My wife taught me how to waltz. She would teach me on Saturdays and repair her skirts during the following week. I told her once that I thought I was too brainy to dance. She said she hadn't noticed that, but she thought I seemed to run too much to legs. My wife is not timid about telling me anything that she thinks will be for my good. When I make a mistake she is perfectly frank with me, and comes right to me and tells me about it, so that I won't do so again.

I had just learned how to reel around a ballroom to a little waltz music, when I was blown across the State of Mississippi in September last by a high wind, and broke one of my legs which I use in waltzing. When this accident occurred I had just got where I felt at liberty to choose a glorious being with starry eyes and fluffy hair, and magnificently modeled form, to steer me around the rink to the dreamy music of Strauss. One young lady, with whom I had waltzed a good deal, when she heard that my leg was broken, began to attend every dancing party she could hear of, although she had declined a great many previous to that.

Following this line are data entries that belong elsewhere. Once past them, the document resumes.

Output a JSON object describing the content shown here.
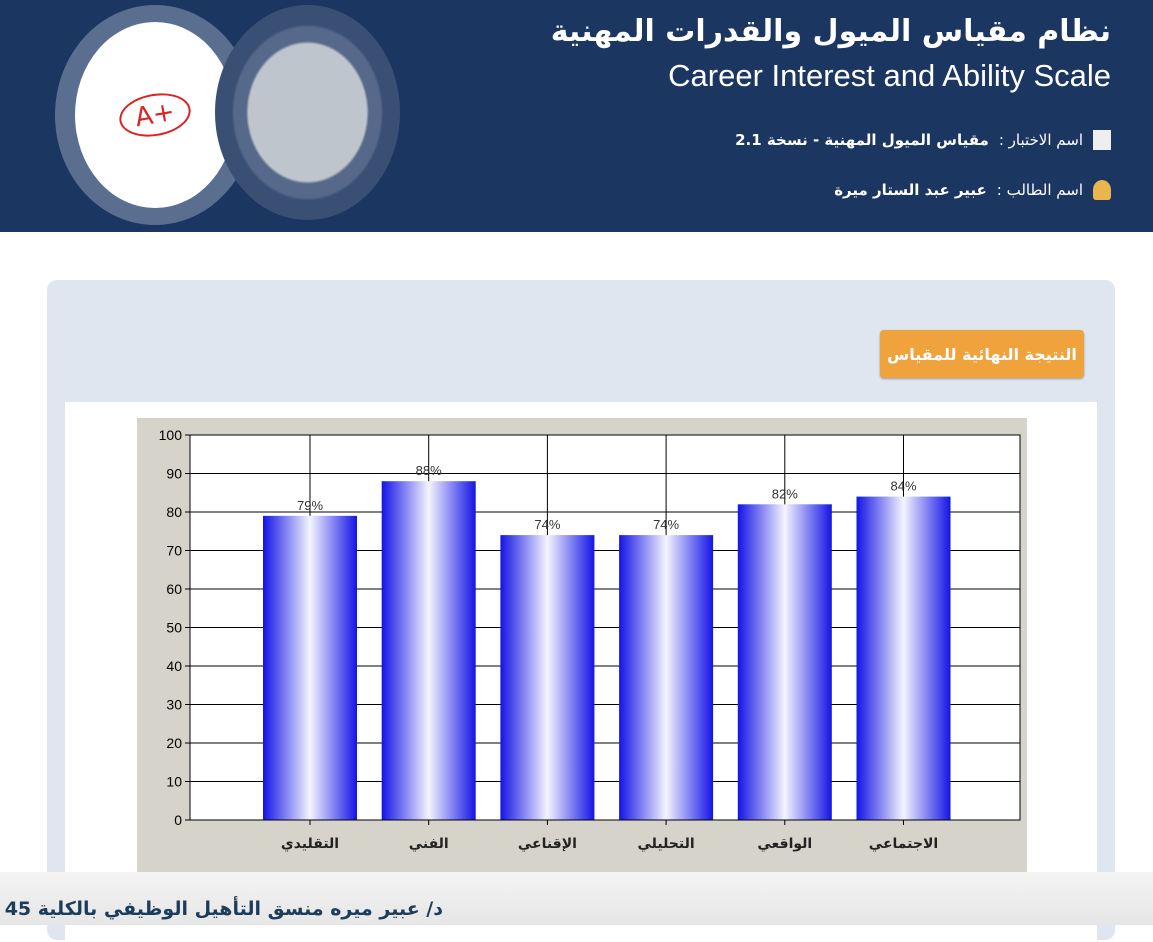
{
  "header": {
    "title_ar": "نظام مقياس الميول والقدرات المهنية",
    "title_en": "Career Interest and Ability Scale",
    "test_label": "اسم الاختبار :",
    "test_value": "مقياس الميول المهنية - نسخة 2.1",
    "student_label": "اسم الطالب :",
    "student_value": "عبير عبد الستار ميرة",
    "logo_text": "A+"
  },
  "result_button": "النتيجة النهائية للمقياس",
  "footer": {
    "caption": "د/ عبير ميره  منسق التأهيل الوظيفي بالكلية 45"
  },
  "colors": {
    "header": "#1b3661",
    "button": "#f0a23d",
    "bar": "#1010e8"
  },
  "chart_data": {
    "type": "bar",
    "categories": [
      "التقليدي",
      "الفني",
      "الإقناعي",
      "التحليلي",
      "الواقعي",
      "الاجتماعي"
    ],
    "values": [
      79,
      88,
      74,
      74,
      82,
      84
    ],
    "data_labels": [
      "79%",
      "88%",
      "74%",
      "74%",
      "82%",
      "84%"
    ],
    "ylim": [
      0,
      100
    ],
    "yticks": [
      0,
      10,
      20,
      30,
      40,
      50,
      60,
      70,
      80,
      90,
      100
    ],
    "grid": true
  }
}
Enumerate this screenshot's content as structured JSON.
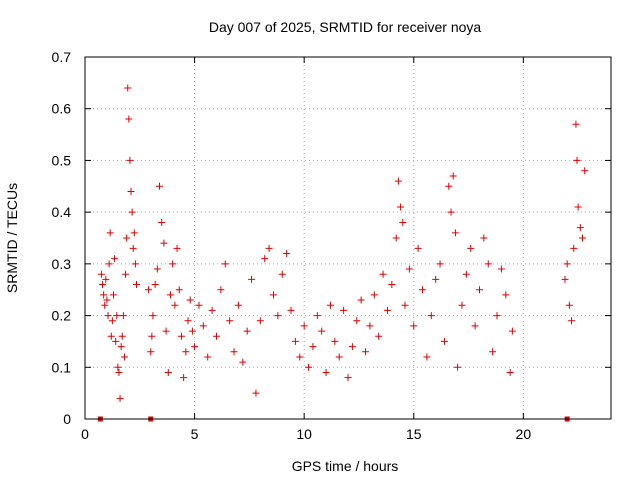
{
  "chart_data": {
    "type": "scatter",
    "title": "Day 007 of 2025, SRMTID for receiver noya",
    "xlabel": "GPS time / hours",
    "ylabel": "SRMTID / TECUs",
    "xlim": [
      0,
      24
    ],
    "ylim": [
      0,
      0.7
    ],
    "xticks": [
      0,
      5,
      10,
      15,
      20
    ],
    "xtick_labels": [
      "0",
      "5",
      "10",
      "15",
      "20"
    ],
    "yticks": [
      0,
      0.1,
      0.2,
      0.3,
      0.4,
      0.5,
      0.6,
      0.7
    ],
    "ytick_labels": [
      "0",
      "0.1",
      "0.2",
      "0.3",
      "0.4",
      "0.5",
      "0.6",
      "0.7"
    ],
    "grid": true,
    "marker": "plus",
    "color": "#e00000",
    "series": [
      {
        "name": "SRMTID",
        "points": [
          [
            0.75,
            0.28
          ],
          [
            0.8,
            0.26
          ],
          [
            0.85,
            0.24
          ],
          [
            0.9,
            0.22
          ],
          [
            0.95,
            0.27
          ],
          [
            1.0,
            0.23
          ],
          [
            1.05,
            0.2
          ],
          [
            1.1,
            0.3
          ],
          [
            1.15,
            0.36
          ],
          [
            1.2,
            0.16
          ],
          [
            1.25,
            0.19
          ],
          [
            1.3,
            0.24
          ],
          [
            1.35,
            0.31
          ],
          [
            1.4,
            0.15
          ],
          [
            1.45,
            0.2
          ],
          [
            1.5,
            0.1
          ],
          [
            1.55,
            0.09
          ],
          [
            1.6,
            0.04
          ],
          [
            1.65,
            0.14
          ],
          [
            1.7,
            0.16
          ],
          [
            1.75,
            0.2
          ],
          [
            1.8,
            0.12
          ],
          [
            1.85,
            0.28
          ],
          [
            1.9,
            0.35
          ],
          [
            1.95,
            0.64
          ],
          [
            2.0,
            0.58
          ],
          [
            2.05,
            0.5
          ],
          [
            2.1,
            0.44
          ],
          [
            2.15,
            0.4
          ],
          [
            2.2,
            0.33
          ],
          [
            2.25,
            0.36
          ],
          [
            2.3,
            0.3
          ],
          [
            2.35,
            0.26
          ],
          [
            2.9,
            0.25
          ],
          [
            3.0,
            0.13
          ],
          [
            3.05,
            0.16
          ],
          [
            3.1,
            0.2
          ],
          [
            3.2,
            0.26
          ],
          [
            3.3,
            0.29
          ],
          [
            3.4,
            0.45
          ],
          [
            3.5,
            0.38
          ],
          [
            3.6,
            0.34
          ],
          [
            3.7,
            0.17
          ],
          [
            3.8,
            0.09
          ],
          [
            3.9,
            0.24
          ],
          [
            4.0,
            0.3
          ],
          [
            4.1,
            0.22
          ],
          [
            4.2,
            0.33
          ],
          [
            4.3,
            0.25
          ],
          [
            4.4,
            0.16
          ],
          [
            4.5,
            0.08
          ],
          [
            4.6,
            0.13
          ],
          [
            4.7,
            0.19
          ],
          [
            4.8,
            0.23
          ],
          [
            4.9,
            0.17
          ],
          [
            5.0,
            0.14
          ],
          [
            5.2,
            0.22
          ],
          [
            5.4,
            0.18
          ],
          [
            5.6,
            0.12
          ],
          [
            5.8,
            0.21
          ],
          [
            6.0,
            0.16
          ],
          [
            6.2,
            0.25
          ],
          [
            6.4,
            0.3
          ],
          [
            6.6,
            0.19
          ],
          [
            6.8,
            0.13
          ],
          [
            7.0,
            0.22
          ],
          [
            7.2,
            0.11
          ],
          [
            7.4,
            0.17
          ],
          [
            7.6,
            0.27
          ],
          [
            7.8,
            0.05
          ],
          [
            8.0,
            0.19
          ],
          [
            8.2,
            0.31
          ],
          [
            8.4,
            0.33
          ],
          [
            8.6,
            0.24
          ],
          [
            8.8,
            0.2
          ],
          [
            9.0,
            0.28
          ],
          [
            9.2,
            0.32
          ],
          [
            9.4,
            0.21
          ],
          [
            9.6,
            0.15
          ],
          [
            9.8,
            0.12
          ],
          [
            10.0,
            0.18
          ],
          [
            10.2,
            0.1
          ],
          [
            10.4,
            0.14
          ],
          [
            10.6,
            0.2
          ],
          [
            10.8,
            0.17
          ],
          [
            11.0,
            0.09
          ],
          [
            11.2,
            0.22
          ],
          [
            11.4,
            0.15
          ],
          [
            11.6,
            0.12
          ],
          [
            11.8,
            0.21
          ],
          [
            12.0,
            0.08
          ],
          [
            12.2,
            0.14
          ],
          [
            12.4,
            0.19
          ],
          [
            12.6,
            0.23
          ],
          [
            12.8,
            0.13
          ],
          [
            13.0,
            0.18
          ],
          [
            13.2,
            0.24
          ],
          [
            13.4,
            0.16
          ],
          [
            13.6,
            0.28
          ],
          [
            13.8,
            0.21
          ],
          [
            14.0,
            0.26
          ],
          [
            14.2,
            0.35
          ],
          [
            14.3,
            0.46
          ],
          [
            14.4,
            0.41
          ],
          [
            14.5,
            0.38
          ],
          [
            14.6,
            0.22
          ],
          [
            14.8,
            0.29
          ],
          [
            15.0,
            0.18
          ],
          [
            15.2,
            0.33
          ],
          [
            15.4,
            0.25
          ],
          [
            15.6,
            0.12
          ],
          [
            15.8,
            0.2
          ],
          [
            16.0,
            0.27
          ],
          [
            16.2,
            0.3
          ],
          [
            16.4,
            0.15
          ],
          [
            16.6,
            0.45
          ],
          [
            16.7,
            0.4
          ],
          [
            16.8,
            0.47
          ],
          [
            16.9,
            0.36
          ],
          [
            17.0,
            0.1
          ],
          [
            17.2,
            0.22
          ],
          [
            17.4,
            0.28
          ],
          [
            17.6,
            0.33
          ],
          [
            17.8,
            0.18
          ],
          [
            18.0,
            0.25
          ],
          [
            18.2,
            0.35
          ],
          [
            18.4,
            0.3
          ],
          [
            18.6,
            0.13
          ],
          [
            18.8,
            0.2
          ],
          [
            19.0,
            0.29
          ],
          [
            19.2,
            0.24
          ],
          [
            19.4,
            0.09
          ],
          [
            19.5,
            0.17
          ],
          [
            21.9,
            0.27
          ],
          [
            22.0,
            0.3
          ],
          [
            22.1,
            0.22
          ],
          [
            22.2,
            0.19
          ],
          [
            22.3,
            0.33
          ],
          [
            22.4,
            0.57
          ],
          [
            22.45,
            0.5
          ],
          [
            22.5,
            0.41
          ],
          [
            22.6,
            0.37
          ],
          [
            22.7,
            0.35
          ],
          [
            22.8,
            0.48
          ]
        ]
      }
    ],
    "zero_markers": [
      0.7,
      3.0,
      22.0
    ]
  }
}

I asked her how she could be so giddy and so gay when I was suffering. She said she was doing it to drown her sorrow, but her little brother told me on the quiet that she was dancing while I was sick because she felt perfectly safe. A friend of mine says I have a pronounced and distinctly original manner of waltzing, and that he never saw anybody, with one exception, who waltzed as I did, and that was Jumbo. He claimed that either one of us would be a good dancer if he could have the whole ring to himself. He said that he would like to see Jumbo and me waltz together if he were not afraid that I would step on Jumbo and hurt him. You can see what a feeling of jealous hatred it arouses in some small minds when a man gets so that he can mingle in good society and enjoy himself.

I could waltz more easily if the rules did not require such a constant change of position. I am sedentary in my nature, slow to move about, so that it takes a lady of great strength of purpose to pull me around on time.